Heim studied Chinese, Russian, and Spanish at Columbia University and Slavic languages at Harvard before coming to “wide attention as a translator” in 1973 with a collection of Anton Chekhov’s letters, said The New York Times. He was best known for translating the works of Nobel Prize winner Günter Grass and Czech author Milan Kundera, including the best seller The Unbearable Lightness of Being. Heim fought to preserve that novel’s iconic title, a literal translation from the Czech that Kundera felt was “a bit hard going” for American readers. “We’re not children, I told the editor,” Heim recalled. “And so it stayed.”
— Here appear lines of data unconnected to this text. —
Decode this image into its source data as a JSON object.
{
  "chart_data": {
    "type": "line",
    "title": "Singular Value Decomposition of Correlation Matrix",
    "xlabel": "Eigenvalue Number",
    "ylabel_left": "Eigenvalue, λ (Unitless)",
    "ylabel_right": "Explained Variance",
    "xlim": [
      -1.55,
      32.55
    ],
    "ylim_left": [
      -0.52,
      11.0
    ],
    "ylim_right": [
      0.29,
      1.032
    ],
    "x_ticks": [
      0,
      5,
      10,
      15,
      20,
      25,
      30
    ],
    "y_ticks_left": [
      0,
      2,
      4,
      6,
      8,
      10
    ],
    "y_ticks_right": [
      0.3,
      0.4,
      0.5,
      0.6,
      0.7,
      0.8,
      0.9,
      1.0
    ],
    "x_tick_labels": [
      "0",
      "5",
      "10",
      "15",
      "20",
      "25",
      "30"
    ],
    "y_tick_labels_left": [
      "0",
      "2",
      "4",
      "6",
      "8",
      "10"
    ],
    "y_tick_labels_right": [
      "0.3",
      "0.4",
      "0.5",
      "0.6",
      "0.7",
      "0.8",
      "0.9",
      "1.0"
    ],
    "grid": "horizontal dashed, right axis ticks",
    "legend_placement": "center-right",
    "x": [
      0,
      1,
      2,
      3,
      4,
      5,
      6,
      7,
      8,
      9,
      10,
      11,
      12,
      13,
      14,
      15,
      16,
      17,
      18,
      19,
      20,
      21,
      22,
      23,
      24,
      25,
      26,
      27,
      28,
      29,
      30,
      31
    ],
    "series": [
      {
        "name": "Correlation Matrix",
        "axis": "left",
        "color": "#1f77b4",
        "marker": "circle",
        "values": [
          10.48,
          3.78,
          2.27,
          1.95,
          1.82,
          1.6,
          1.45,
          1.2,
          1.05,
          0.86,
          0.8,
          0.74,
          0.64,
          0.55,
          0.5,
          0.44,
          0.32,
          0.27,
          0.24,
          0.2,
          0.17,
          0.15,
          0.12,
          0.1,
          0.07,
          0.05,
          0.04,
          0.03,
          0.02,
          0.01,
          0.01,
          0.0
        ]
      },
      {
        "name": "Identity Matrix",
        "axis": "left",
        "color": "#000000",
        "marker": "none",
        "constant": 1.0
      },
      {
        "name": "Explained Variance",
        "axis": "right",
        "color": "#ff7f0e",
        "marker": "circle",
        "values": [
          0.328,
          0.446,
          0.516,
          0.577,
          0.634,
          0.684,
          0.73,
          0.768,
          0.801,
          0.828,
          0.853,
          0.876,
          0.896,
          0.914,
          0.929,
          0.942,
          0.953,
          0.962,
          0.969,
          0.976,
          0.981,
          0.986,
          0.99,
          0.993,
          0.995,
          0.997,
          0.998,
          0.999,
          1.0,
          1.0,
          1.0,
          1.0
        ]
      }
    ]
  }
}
Heim’s contribution to the craft of translation went far beyond his work, saidthe Los Angeles Times. In 2003, he anonymously donated $734,000 to establish the nonprofit PEN Translation Fund, which has awarded grants to the translators of more than 100 works, including those by Chilean author Roberto Bolaño and Iranian novelist Shahriar Mandanipour. Heim and his wife paid for the grant by committing themselves to a life of frugality. “We never went to restaurants or movies, and Mike wore his clothes for years on end,” said his widow, Priscilla. “Those things add up, and added to the fund.”